ベルマーク運動というのは、もう終わったのかと思っていました。それこそパンデミックの数年前、PTA不要論が本格的に出始めた時期に、真っ先に槍玉に上がっていたからです。ベルマークをチマチマ切って台紙に貼る作業を押し付けられた母親が、シンガポール出張の滞在先のホテルで作業しながら、日本終了を実感した的なコメントがSNSに溢れていたのを記憶しています。ですから、もう終わっていてもおかしくない時期です。

ですが、このベルマーク運動、まだ続いています。では、デジタル化とかそういう改善があったのかというと、試みとしてはあったようですが、結果的にポシャっており、今でもチマチマした切り貼りの作業は全国で続いています。

初期のベルマークについては、「僻(へき)地の学校を助ける」というのが立派なスローガンになっており、それこそ純真な昭和の家族や学校が、理想に燃えて集めていたのは事実です。しかし、今は21世紀です。

チマチマとベルマークを切り貼りしているうちに、「日本全国が僻地になってしまった」というのが真相ではないでしょうか?とにかくベルマークの話を聞くたびに、日本終了と言いますか、諸行無常の悲しい風が吹いていくのを感じます。

現在のベルマークですが、往時とは全く変わっていません。とにかく商品のパッケージについているマークをチマチマと集めて、主催団体に送るというオペレーションは昭和の時代のままです。

ちなみに、「スポンサー企業別に仕分けし、その上で点数別に分けて台紙に貼る」という作業は、主催団体としては「不要」としています。ですが、各学校のPTAでは、歴代の「ベルマーク委員」の申し送り事項として「鉄の掟」として「台紙貼り」を死守しているケースが多く、多少改革意識のある保護者が数名立ち上がったとしても改革は難しいようです。

では、ルール上は「台紙貼り」は不要だとして、各学校で集めたベルマークをザクっと一つの封筒に入れて送ればいいのかというと「違い」ます。

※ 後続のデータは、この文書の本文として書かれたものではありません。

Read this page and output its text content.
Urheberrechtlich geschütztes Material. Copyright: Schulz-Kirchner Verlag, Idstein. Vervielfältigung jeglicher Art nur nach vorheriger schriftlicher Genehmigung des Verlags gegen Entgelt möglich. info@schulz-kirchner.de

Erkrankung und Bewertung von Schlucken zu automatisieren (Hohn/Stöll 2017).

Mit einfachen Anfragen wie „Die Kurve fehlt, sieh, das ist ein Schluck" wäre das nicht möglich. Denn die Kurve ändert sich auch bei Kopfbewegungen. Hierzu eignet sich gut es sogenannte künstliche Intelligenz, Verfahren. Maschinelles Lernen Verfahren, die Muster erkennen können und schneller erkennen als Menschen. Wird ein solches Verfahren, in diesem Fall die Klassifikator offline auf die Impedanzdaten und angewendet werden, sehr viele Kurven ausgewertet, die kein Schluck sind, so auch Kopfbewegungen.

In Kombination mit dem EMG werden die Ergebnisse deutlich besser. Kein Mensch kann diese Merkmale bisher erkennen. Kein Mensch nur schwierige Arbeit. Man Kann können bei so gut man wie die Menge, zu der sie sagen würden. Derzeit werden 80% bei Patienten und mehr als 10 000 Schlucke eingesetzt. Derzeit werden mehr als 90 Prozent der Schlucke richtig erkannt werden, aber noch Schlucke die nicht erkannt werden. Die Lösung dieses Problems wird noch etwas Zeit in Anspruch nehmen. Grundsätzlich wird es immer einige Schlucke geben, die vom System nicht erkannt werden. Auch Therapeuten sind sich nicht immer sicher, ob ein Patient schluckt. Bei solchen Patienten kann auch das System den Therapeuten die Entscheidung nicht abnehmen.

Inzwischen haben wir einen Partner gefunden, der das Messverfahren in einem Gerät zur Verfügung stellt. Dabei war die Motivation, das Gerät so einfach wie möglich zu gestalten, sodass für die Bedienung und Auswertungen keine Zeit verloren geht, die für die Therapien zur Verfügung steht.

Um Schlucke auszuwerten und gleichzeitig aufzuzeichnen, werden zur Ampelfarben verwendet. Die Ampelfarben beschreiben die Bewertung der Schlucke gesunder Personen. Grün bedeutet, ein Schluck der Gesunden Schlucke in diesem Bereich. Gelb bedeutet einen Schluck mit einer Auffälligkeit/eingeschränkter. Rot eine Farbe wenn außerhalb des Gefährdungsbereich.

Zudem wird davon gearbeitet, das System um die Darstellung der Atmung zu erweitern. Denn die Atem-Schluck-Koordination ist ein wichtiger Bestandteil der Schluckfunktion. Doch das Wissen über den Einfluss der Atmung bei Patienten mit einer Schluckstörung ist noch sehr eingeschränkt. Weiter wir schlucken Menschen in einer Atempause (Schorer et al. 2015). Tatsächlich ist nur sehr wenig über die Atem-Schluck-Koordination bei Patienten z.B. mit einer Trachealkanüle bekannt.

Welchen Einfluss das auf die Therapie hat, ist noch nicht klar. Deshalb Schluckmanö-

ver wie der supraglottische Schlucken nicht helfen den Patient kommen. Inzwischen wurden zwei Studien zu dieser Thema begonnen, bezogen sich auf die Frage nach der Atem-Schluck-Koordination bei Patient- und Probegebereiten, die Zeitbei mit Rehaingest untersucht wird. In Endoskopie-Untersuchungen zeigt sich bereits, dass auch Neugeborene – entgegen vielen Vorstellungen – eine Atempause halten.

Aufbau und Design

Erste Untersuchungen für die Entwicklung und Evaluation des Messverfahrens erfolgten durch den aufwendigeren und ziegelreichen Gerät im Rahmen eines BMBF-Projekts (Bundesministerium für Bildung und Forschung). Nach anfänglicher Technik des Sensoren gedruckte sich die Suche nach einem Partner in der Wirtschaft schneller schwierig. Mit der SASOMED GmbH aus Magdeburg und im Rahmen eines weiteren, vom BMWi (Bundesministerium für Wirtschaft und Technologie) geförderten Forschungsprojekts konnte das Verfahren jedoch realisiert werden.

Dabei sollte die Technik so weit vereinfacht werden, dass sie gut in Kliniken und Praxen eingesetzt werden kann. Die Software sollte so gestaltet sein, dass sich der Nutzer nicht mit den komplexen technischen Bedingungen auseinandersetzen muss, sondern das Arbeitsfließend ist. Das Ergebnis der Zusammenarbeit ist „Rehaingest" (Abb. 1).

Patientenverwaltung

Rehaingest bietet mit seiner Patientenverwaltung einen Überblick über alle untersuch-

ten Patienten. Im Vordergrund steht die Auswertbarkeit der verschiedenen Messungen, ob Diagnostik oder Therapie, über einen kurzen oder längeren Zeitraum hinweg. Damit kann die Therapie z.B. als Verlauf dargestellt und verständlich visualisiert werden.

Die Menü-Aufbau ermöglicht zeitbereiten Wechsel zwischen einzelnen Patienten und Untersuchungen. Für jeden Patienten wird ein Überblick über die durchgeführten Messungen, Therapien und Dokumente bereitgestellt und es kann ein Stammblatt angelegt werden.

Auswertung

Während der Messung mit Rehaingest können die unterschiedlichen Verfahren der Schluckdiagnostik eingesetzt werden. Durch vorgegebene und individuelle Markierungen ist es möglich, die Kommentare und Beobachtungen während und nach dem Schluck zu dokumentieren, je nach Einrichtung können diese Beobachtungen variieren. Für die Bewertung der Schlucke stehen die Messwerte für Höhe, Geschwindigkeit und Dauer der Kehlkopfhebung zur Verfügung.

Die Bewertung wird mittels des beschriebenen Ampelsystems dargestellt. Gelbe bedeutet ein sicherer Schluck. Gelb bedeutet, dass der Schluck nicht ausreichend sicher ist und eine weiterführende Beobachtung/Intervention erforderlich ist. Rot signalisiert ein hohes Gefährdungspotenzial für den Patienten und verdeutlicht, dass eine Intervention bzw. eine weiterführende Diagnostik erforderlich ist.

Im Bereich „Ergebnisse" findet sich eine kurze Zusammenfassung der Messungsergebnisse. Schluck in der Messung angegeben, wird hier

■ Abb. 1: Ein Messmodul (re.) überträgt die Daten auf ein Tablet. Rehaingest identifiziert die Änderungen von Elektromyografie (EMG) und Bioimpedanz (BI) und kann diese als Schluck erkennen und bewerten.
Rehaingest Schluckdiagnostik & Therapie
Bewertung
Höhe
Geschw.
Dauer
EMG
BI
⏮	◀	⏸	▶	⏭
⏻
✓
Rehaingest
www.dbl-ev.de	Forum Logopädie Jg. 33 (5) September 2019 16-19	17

これは公式のルールなのですが、ベルマークは「スポンサー企業」別の「専用封筒」を請求して、その企業別に仕分けしたベルマークを、その専用封筒に数を書いて入れて送ることが義務付けられています。その際に、「日清食品」と「日清食品ウェルナ」と「日清オイリオグループ」は別なので封筒も専用の別のものが必要だとか、まるで昭和30年代の事務仕事かよというようなワケワカラン規則があったりします。